この『RENT』も、そもそもジョナサン・ラーソンが“ぶち壊すような作品”を作れないだろうかと、本物のロックを舞台に乗せて作ったことがスタート。だから当時のブロードウェイにとって、革命的な作品だったわけですよね。その2年後に初めて海外公演で日本に作品を持ってきて。今でこそケイちゃんみたいにミュージシャンの方が舞台に出ることがあるけれど、当時はミュージシャンの人が舞台に出るなんてまずもってなかった。だけど、僕以外の出演者は全員ミュージシャンだったんですよ。当時のメンバーは「俺はこれやりたくねえ」「俺はこっちをやりたい」と、いい意味で滅茶苦茶だった(笑)。でもそれこそが、『RENT』だったというか……。僕は「あ、ミュージカルって一言で言うけど、こんなミュージカルもあるんだ」と気づかされて。いわゆるグランドミュージカルだけではなくて、全く違うミュージカルがあるんだと衝撃を受けたんです。

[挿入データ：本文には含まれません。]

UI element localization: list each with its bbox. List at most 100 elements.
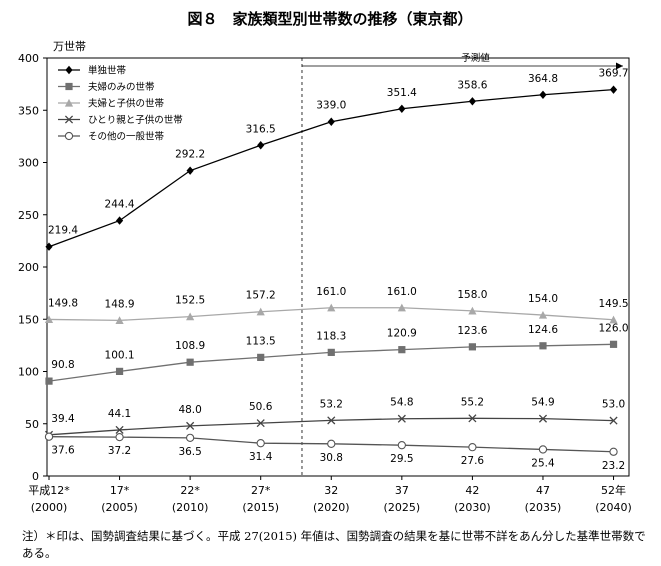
data-point (185, 433, 195, 443)
data-label: 36.5 (178, 446, 201, 458)
y-tick-label: 250 (18, 209, 39, 222)
data-point (609, 447, 618, 456)
x-tick-label: 52年 (601, 483, 626, 497)
data-point (609, 416, 618, 425)
data-point (398, 346, 406, 354)
x-tick-label: 17* (110, 484, 130, 497)
data-label: 31.4 (249, 451, 273, 463)
data-label: 123.6 (457, 325, 487, 337)
data-point (256, 419, 265, 428)
data-point (538, 310, 548, 319)
x-tick-label-year: (2030) (454, 501, 491, 514)
data-point (256, 439, 265, 448)
data-label: 157.2 (246, 290, 276, 302)
legend-label: 夫婦のみの世帯 (88, 81, 155, 93)
data-point (468, 343, 477, 351)
data-point (44, 315, 54, 324)
x-tick-label: 22* (180, 484, 200, 497)
data-point (327, 416, 336, 425)
data-label: 29.5 (390, 453, 413, 465)
data-point (538, 445, 548, 454)
data-point (538, 414, 548, 423)
x-tick-label: 平成12* (28, 484, 70, 497)
data-label: 37.2 (108, 445, 131, 457)
chart-title: 図８ 家族類型別世帯数の推移（東京都） (187, 10, 472, 28)
y-tick-label: 200 (18, 261, 39, 274)
x-tick-label-year: (2040) (595, 501, 632, 514)
data-label: 39.4 (51, 413, 75, 425)
data-point (115, 367, 124, 375)
x-tick-label-year: (2000) (31, 501, 68, 514)
data-label: 154.0 (528, 293, 558, 305)
data-point (45, 242, 53, 251)
data-point (186, 358, 194, 366)
data-label: 55.2 (461, 396, 484, 408)
data-label: 148.9 (105, 298, 135, 310)
x-tick-label: 27* (251, 484, 271, 497)
data-point (327, 303, 336, 312)
y-tick-label: 400 (18, 52, 39, 65)
data-point (609, 85, 618, 94)
data-label: 149.8 (48, 297, 78, 309)
data-label: 48.0 (178, 404, 201, 416)
data-label: 351.4 (387, 87, 417, 99)
x-tick-label: 32 (324, 484, 338, 497)
x-tick-label-year: (2035) (525, 501, 562, 514)
legend-marker (64, 131, 74, 141)
data-label: 244.4 (105, 199, 135, 211)
data-label: 90.8 (51, 359, 74, 371)
x-tick-label-year: (2010) (172, 501, 209, 514)
data-label: 124.6 (528, 324, 558, 336)
data-point (327, 439, 336, 448)
data-point (115, 432, 124, 442)
y-tick-label: 350 (18, 104, 39, 117)
data-label: 316.5 (246, 123, 276, 135)
data-label: 30.8 (320, 452, 343, 464)
data-label: 113.5 (246, 335, 276, 347)
data-label: 152.5 (175, 295, 205, 307)
data-label: 44.1 (108, 408, 131, 420)
data-point (115, 316, 124, 324)
data-label: 161.0 (387, 286, 417, 298)
data-point (45, 377, 53, 385)
x-tick-label-year: (2005) (101, 501, 138, 514)
data-point (115, 216, 124, 225)
data-label: 25.4 (531, 457, 555, 469)
y-axis-label: 万世帯 (53, 40, 86, 53)
data-label: 358.6 (457, 79, 487, 91)
x-tick-label: 42 (465, 484, 479, 497)
data-label: 53.2 (320, 398, 343, 410)
data-label: 27.6 (461, 455, 485, 467)
data-point (397, 303, 406, 312)
data-label: 108.9 (175, 340, 205, 352)
x-tick-label: 37 (395, 484, 409, 497)
data-label: 100.1 (105, 349, 135, 361)
data-point (186, 166, 194, 175)
legend-label: ひとり親と子供の世帯 (88, 114, 183, 126)
x-tick-label-year: (2020) (313, 501, 350, 514)
data-point (468, 443, 477, 452)
data-point (256, 307, 265, 316)
y-tick-label: 0 (32, 470, 39, 483)
data-point (186, 312, 195, 321)
data-label: 126.0 (599, 322, 629, 334)
data-point (609, 340, 618, 348)
data-point (327, 348, 335, 356)
legend-label: 夫婦と子供の世帯 (88, 98, 165, 110)
data-point (398, 104, 406, 113)
x-tick-label: 47 (536, 484, 550, 497)
data-point (115, 425, 124, 434)
y-tick-label: 50 (25, 418, 39, 431)
y-tick-label: 150 (18, 313, 39, 326)
data-label: 161.0 (316, 286, 346, 298)
data-point (327, 117, 335, 126)
data-point (609, 315, 618, 324)
legend-label: その他の一般世帯 (88, 131, 165, 143)
x-tick-label-year: (2025) (384, 501, 421, 514)
data-point (257, 353, 265, 361)
data-label: 23.2 (602, 460, 625, 472)
data-label: 219.4 (48, 225, 78, 237)
data-point (257, 141, 265, 150)
data-label: 369.7 (599, 68, 629, 80)
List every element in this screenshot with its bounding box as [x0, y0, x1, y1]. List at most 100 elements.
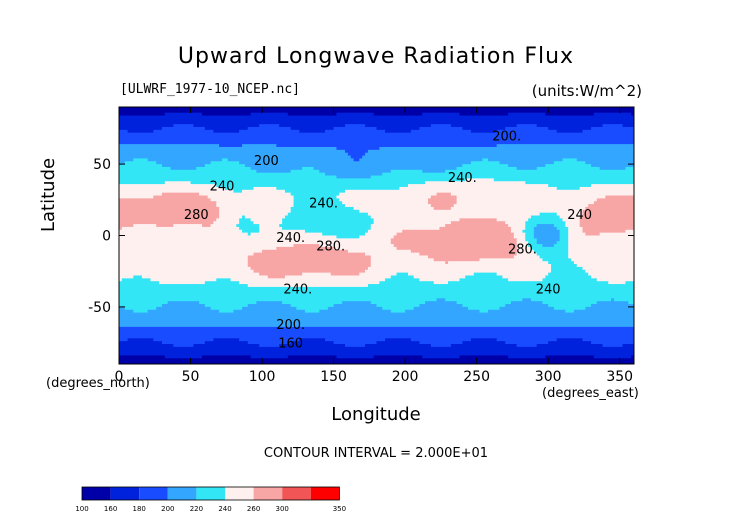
contour-cell [242, 306, 297, 311]
colorbar-tick-label: 350 [333, 505, 346, 513]
contour-cell [545, 164, 592, 168]
contour-cell [119, 112, 166, 117]
contour-cell [119, 195, 154, 199]
contour-cell [605, 195, 634, 199]
contour-cell [287, 212, 369, 217]
contour-cell [505, 341, 549, 345]
contour-cell [133, 275, 143, 279]
contour-cell [579, 186, 634, 191]
contour-cell [124, 306, 157, 311]
contour-cell [242, 215, 246, 219]
contour-cell [525, 226, 535, 231]
contour-cell [430, 204, 455, 208]
contour-cell [345, 204, 432, 208]
contour-cell [259, 224, 280, 228]
contour-cell [608, 281, 627, 285]
contour-cell [353, 158, 360, 162]
contour-cell [227, 158, 355, 162]
contour-cell [396, 232, 515, 237]
contour-cell [582, 212, 634, 217]
contour-cell [119, 115, 634, 120]
contour-cell [259, 272, 303, 277]
contour-label: 200. [276, 318, 305, 333]
contour-cell [419, 304, 463, 308]
contour-cell [536, 166, 601, 171]
contour-cell [250, 355, 289, 359]
contour-cell [499, 306, 555, 311]
contour-cell [533, 229, 561, 234]
contour-cell [596, 198, 634, 202]
contour-cell [119, 124, 174, 128]
contour-cell [559, 215, 581, 219]
contour-cell [370, 226, 441, 231]
contour-label: 200. [492, 129, 521, 144]
contour-cell [413, 275, 466, 279]
contour-cell [127, 338, 154, 342]
contour-cell [591, 341, 634, 345]
contour-cell [376, 341, 421, 345]
contour-cell [556, 186, 581, 191]
contour-cell [365, 344, 432, 348]
contour-cell [593, 112, 632, 117]
contour-cell [161, 126, 206, 131]
contour-cell [216, 184, 409, 188]
contour-cell [119, 152, 349, 157]
contour-cell [119, 352, 634, 357]
contour-cell [459, 278, 509, 282]
contour-cell [325, 129, 386, 134]
contour-cell [284, 189, 346, 194]
contour-cell [462, 304, 506, 308]
contour-cell [121, 278, 152, 282]
contour-cell [345, 344, 366, 348]
contour-cell [359, 158, 483, 162]
contour-cell [508, 224, 526, 228]
contour-cell [488, 158, 564, 162]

この『RENT』が生まれた後から、ミュージシャンの人が曲を書いたものが作られたり、ミュージシャンの人が出演する作品が増えてきたと思うんですよね、それまではミュージカル俳優/女優さんがミュージカルをやることが当たり前な世界だったけれど。そういった意味でも、新しい世界を開いた作品だと僕は思うんです。
ーーなるほど。だからこそ山本さんは『RENT』に対して思い入れがあると。後々『tick,tick...BOOM!』ではジョナサン・ラーソン役も演じられますよね。
山本:そうそう。『RENT』をやってから、ある意味、自分がやりたいもの、やるべきものが明確に見えてしまったんです。逆に『RENT』に出会ってから、むしろちょっと辛い思いをした時期もあったかな。
例えば、「赤」という色ひとつにも、何千という赤があるでしょう? だけど『RENT』をやったときに「これが赤なんだ」という強烈なものを見せつけられちゃったがゆえに、 他の作品で「これも赤なんです」と言われても全然赤に見えなくて。これらが一括りの「赤」だということがすごくもどかしくて。
自分の求める色というか、道が見つかって、それをずっと妥協せずに続けてきたから、今の自分があるという感じかな。『RENT』に出会っていなかったら、多分いろいろな「赤」を受け入れていたかもしれない。けれど、一度出会ってしまったがゆえに、心の中にある「赤」をずっと追い求めてきた。
……で、その到達地点が今ここですよ(笑)。この後はまたどうしようかな。自分なりの赤を作るのか?なんて、この先のことを考えたりもします。
ーーちなみに、初演のパンフレットを持っているのですが……。
クリスタル:わー!(山本さんの写真を見て)アイドルじゃないですか! ローラースケートを履いてそう!(笑)
ーー当時のご自分に言いたいことありますか?
山本:なんだかんだ、またやることになるよと言いたいかな(笑)。 26年も経って、しかも英語でやるとは思っていないだろうから、もうちょっと真剣に英語を勉強しといた方がいいよ、と伝えたい(笑)。
ーー山本さんが「今の自分があるのも、まさにこの『RENT』があったから」と仰っていましたが、クリスタルさんにとっての「原点」となるような音楽や演劇、ミュージカルは?
クリスタル:マイケルとジャネット(・ジャクソン)。彼らのミュージックビデオを最初に見たのは、多分2歳ぐらいの頃だったと思うんですけど、言葉も喋れないのに、真似して踊れるぐらい好きだった。私は大きくなったら、この人たちみたいになるんだと思って。今も常に目指していますね。
というか、多分パフォーマーはみんなどこかで目指していると思います。ライブなんかを見ていると「あ、これマイケルのあれだな」とすぐ分かるもの。演出でも衣装でもダンスでも。それぐらいの影響力があるパフォーマーだと思うので、私の原点はそこかな。